Choose the type that best describes your organization. Available types include:

  • Thieves Guild, Criminal Syndicate, Resistance Cell
  • Merchant Consortium, Professional Guild
  • Noble House, Political Faction, Knightly Order
  • Religious Order, Druid Circle, Cult, Arcane Cabal
  • Mercenary Company, Adventuring Company
  • Tribal Confederation

Each type shapes how the faction is presented and can be combined with a Cultural Flavor option for additional worldbuilding texture.

Influence Tiers

Tiers define how far a faction's reach extends:

TierScope
LocalA single settlement or district
RegionalA province, kingdom, or geographic area
ContinentalA world-spanning organization
PlanarOperates across multiple planes of existence

The Faction Detail View

Opening a faction displays a tabbed interface with four panels:

Relationships — Track how this faction relates to other factions in your campaign. Add relationships with a status (allied, hostile, neutral, etc.) and a loyalty score. The relationship graph gives a visual overview of your political web.

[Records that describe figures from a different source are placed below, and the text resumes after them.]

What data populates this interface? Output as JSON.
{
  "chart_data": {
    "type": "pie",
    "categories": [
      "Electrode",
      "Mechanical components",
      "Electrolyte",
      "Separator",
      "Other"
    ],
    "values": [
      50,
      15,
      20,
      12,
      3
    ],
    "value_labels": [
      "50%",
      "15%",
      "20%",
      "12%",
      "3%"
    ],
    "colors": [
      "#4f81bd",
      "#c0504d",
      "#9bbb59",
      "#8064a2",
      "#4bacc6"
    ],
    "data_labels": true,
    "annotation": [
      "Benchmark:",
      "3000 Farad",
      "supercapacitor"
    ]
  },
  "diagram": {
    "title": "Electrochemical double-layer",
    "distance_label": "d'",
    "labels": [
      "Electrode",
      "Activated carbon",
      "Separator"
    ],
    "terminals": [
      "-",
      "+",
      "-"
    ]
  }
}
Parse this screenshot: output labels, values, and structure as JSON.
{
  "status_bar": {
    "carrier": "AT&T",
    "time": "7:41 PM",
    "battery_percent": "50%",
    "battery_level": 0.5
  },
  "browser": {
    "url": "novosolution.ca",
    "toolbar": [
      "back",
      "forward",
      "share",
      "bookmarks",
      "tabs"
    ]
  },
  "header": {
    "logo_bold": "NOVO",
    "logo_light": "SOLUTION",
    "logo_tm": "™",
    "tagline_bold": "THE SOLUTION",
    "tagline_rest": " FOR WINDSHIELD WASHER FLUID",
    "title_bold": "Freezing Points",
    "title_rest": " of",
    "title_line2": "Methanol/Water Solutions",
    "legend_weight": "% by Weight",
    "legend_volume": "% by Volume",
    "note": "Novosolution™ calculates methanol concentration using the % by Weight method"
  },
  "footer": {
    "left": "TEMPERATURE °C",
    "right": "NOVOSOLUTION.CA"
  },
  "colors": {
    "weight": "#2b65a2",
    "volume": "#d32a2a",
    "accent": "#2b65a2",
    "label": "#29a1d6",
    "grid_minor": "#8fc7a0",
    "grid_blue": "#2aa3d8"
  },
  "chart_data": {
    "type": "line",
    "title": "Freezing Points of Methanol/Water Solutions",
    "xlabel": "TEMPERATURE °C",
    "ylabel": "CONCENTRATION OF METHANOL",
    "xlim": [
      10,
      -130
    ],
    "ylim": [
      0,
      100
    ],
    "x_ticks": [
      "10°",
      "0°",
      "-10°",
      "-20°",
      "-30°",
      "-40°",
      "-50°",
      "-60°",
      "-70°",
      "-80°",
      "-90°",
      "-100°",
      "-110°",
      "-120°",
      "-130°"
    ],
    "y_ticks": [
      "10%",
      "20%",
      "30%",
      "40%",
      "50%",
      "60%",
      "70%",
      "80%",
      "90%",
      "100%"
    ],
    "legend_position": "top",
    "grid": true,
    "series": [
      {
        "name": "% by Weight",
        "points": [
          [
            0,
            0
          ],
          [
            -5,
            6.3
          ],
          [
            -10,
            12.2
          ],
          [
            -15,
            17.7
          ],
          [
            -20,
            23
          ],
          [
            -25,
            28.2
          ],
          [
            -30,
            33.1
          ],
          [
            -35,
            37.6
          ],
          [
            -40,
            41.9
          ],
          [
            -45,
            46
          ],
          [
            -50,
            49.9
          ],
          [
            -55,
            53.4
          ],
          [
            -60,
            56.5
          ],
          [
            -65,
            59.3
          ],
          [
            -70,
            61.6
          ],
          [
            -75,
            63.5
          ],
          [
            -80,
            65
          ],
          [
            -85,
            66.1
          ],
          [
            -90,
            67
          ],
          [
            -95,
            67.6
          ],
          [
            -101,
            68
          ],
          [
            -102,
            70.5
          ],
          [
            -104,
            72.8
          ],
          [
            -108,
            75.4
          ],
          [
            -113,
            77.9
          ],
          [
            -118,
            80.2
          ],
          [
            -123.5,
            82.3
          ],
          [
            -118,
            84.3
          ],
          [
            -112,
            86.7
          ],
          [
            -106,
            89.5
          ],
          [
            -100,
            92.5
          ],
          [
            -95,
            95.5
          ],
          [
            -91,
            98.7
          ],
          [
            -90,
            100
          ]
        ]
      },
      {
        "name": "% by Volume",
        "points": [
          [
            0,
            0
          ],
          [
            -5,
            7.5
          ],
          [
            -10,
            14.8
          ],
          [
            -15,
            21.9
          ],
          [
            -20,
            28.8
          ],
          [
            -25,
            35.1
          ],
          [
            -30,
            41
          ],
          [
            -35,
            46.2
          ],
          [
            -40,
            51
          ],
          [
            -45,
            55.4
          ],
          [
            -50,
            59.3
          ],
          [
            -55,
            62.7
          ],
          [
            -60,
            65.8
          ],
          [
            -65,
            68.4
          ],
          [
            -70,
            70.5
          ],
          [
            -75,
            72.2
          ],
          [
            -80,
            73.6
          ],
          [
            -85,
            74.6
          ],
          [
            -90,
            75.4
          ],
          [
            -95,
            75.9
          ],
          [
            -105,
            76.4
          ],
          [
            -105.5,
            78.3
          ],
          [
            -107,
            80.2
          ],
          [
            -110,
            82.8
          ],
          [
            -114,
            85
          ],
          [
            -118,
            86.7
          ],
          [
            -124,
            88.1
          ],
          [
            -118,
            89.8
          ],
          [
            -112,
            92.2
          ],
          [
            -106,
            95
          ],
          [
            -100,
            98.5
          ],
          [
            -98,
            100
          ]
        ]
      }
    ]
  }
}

Content — Link existing generated content (NPCs, plots, encounters) to this faction. Each piece of linked content can be given a role (leader, pawn, nemesis) and a loyalty score, so you can see which NPCs belong where.

State — Track faction power, morale, and treasury over time. Use sliders and dropdowns to log a state change after each session. The escalation stage (Skirmish, Escalation, Crisis, Resolution) gives you a campaign-pacing tool built in.

Timeline — A chronological history of all state changes, with session numbers and GM notes. Toggle between History (past events) and Prep (planned next-session state changes).

Templates

If you're starting from scratch and want a tested starting point, click Templates before creating. Templates pre-fill the wizard with a complete faction concept — faction type, goals, leadership structure, and flavor. You can edit any field before saving.

Simple Mode vs. Expert Mode

CritForge's display mode setting affects faction terminology:

  • Simple mode uses "Groups" and "Create Group" — better for new GMs or players who find faction language intimidating.
  • Expert mode uses "Factions" and exposes additional fields like hidden agenda, tier level, recruitment rate, and sort-by-power-level.

Switch your display mode in your profile settings.

Filtering and Searching

On the Factions list page, use the search bar to filter by name, description, faction type, or goal. In Expert mode, additional dropdowns let you filter by type or tier, and sort by recently updated, recently created, name, or power level.

Tips and Best Practices

Start with 2-3 factions that are in tension. A single faction in isolation doesn't generate drama. Build two factions with competing goals (e.g., a merchant consortium and a thieves guild competing for control of the same trade routes) and the relationship graph immediately gives you plot hooks.

Log state changes after every session. The State tracker is most useful when you update it consistently. A power drop from 4 to 2 after the party foiled a faction heist, combined with a morale note, becomes the seed of that faction's next move against the party.

Use linked content to track faction NPCs. When you generate an NPC who belongs to this faction, open the faction detail and link that NPC under the Content tab with their role (e.g., "enforcer," "spy"). Over a campaign, this becomes a full roster of everyone associated with the organization.

Hidden agenda vs. public reputation. Fill both fields. The public reputation is what the party will learn first; the hidden agenda is what they eventually discover. The contrast between the two is often the most compelling faction beat in a session.

Use terrain tags to place factions on your map. Tags like "coastal," "forest," or "undercity" help you remember where a faction operates when you're building a world map or keying a location.